Local Government Reform
It’s difficult to justify an argument which suggests that Tasmanians would receive inferior quality representation if council amalgamations eventuate.
By any measure 263 elected officials for a population of just over 500,000 people is ridiculous. When you add to that number the support services and infrastructure required to run 29 separate local government municipalities it becomes a question of not whether the Government should act, but when?
The Property Council has been very clear in its advocacy for local government reform for a number of years. At times the Tasmanian Division has been accused of self-interest, however if the self-interest of which some refer is a better and more efficient Tasmania where scarce resources can be directly spent on the things that matter, then we make no apologies.
The Tasmanian Division wants a better deal for all Tasmanians. We want rate payers to feel represented; listened to when they have an issue and able to quickly locate an official or elected representative when things need to get done. We also want services provided consistently and fairly across the state in a transparent, efficient and cost effective manner. And of course we want to make it easier to develop and invest as that will create jobs, jobs which provide residents with a reason to stay and our children with a future.
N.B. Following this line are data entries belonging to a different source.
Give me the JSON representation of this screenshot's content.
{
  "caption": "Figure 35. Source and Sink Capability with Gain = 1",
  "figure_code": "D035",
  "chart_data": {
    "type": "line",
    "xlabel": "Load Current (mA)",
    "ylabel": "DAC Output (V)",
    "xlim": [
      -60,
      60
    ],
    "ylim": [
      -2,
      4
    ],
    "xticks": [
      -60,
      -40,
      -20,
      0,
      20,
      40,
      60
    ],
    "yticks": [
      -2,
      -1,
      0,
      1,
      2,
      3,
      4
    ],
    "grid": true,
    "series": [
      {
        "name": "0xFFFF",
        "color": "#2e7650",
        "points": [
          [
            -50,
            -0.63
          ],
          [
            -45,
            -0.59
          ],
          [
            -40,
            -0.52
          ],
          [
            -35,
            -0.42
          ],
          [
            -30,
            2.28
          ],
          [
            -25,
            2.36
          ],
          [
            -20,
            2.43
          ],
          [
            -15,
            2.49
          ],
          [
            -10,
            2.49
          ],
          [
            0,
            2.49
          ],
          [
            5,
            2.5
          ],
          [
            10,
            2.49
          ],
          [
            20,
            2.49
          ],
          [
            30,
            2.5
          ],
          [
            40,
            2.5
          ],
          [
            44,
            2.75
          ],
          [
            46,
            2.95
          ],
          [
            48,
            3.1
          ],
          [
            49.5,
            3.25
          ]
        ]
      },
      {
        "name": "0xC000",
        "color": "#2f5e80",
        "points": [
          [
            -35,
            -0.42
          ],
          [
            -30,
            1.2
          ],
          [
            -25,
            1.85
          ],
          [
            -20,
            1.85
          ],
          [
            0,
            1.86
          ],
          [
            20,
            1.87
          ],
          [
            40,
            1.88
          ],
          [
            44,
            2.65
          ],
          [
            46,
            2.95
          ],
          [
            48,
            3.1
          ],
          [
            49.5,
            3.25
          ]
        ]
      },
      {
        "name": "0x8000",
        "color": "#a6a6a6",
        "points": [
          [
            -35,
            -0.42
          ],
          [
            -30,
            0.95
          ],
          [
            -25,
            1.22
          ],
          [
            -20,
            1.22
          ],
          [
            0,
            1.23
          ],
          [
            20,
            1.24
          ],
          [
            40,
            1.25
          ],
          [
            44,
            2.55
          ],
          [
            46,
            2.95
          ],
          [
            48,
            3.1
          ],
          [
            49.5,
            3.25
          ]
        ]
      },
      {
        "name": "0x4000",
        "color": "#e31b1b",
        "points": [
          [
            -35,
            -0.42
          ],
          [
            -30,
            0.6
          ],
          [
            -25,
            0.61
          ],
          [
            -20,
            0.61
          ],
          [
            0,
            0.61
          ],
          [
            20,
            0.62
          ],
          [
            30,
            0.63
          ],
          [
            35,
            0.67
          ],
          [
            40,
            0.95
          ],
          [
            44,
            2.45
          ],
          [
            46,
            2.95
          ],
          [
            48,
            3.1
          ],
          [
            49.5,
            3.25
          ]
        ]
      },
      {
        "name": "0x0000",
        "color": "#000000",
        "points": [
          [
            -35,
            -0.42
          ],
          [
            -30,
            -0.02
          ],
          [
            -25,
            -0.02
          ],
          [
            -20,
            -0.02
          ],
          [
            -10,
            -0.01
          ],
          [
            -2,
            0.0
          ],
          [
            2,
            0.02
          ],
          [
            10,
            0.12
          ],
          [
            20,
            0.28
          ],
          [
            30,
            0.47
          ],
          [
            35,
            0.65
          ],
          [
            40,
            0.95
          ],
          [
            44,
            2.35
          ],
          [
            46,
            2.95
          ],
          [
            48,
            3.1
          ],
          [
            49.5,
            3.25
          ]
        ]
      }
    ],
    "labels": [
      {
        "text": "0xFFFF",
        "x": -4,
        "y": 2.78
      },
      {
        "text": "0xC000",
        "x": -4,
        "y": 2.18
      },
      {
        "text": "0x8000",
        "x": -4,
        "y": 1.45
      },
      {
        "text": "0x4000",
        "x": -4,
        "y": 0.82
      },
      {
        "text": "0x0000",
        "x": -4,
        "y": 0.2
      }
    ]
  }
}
Local Government reform is a most interesting political challenge. It is widely supported by the Tasmanian community with the most recent polling suggesting three out of every four voters support action. However, historically governments have found it difficult to make the required decisions because of the fear of repercussions at the ballot box. Therefore, if local government reform is to happen for the betterment of our state we must allow our leaders the latitude to get it done.
Resisting the campaign which will follow suggesting people will be worse off with regard to representation and service delivery must be challenged with eyes firmly fixed upon the obvious advantages that a larger rate-base provides. Those on the other side of the argument will say that the job losses caused by amalgamations will impact heavily on already struggling communities. The Independent Panel Review of Local Government Structures in Southern Tasmania 2011 which included luminaries such as Saul Eslake, chief economist at Bank of America Merrill Lynch denounced this stating: “While it is to be expected that suggestions for local government reform will prompt concern about the possible consequences of job losses, the Panel believes that these are likely to be both small and, more importantly, transitory and manageable.”
Often the saying “bigger is not always better” is presented as a local government reform scare tactic. That too must be challenged with bigger municipalities of 100,000 ratepayers not large by any measure, rather just a sensible solution to what will continue to be a handbrake on the economy of our beautiful, proud and parochial state.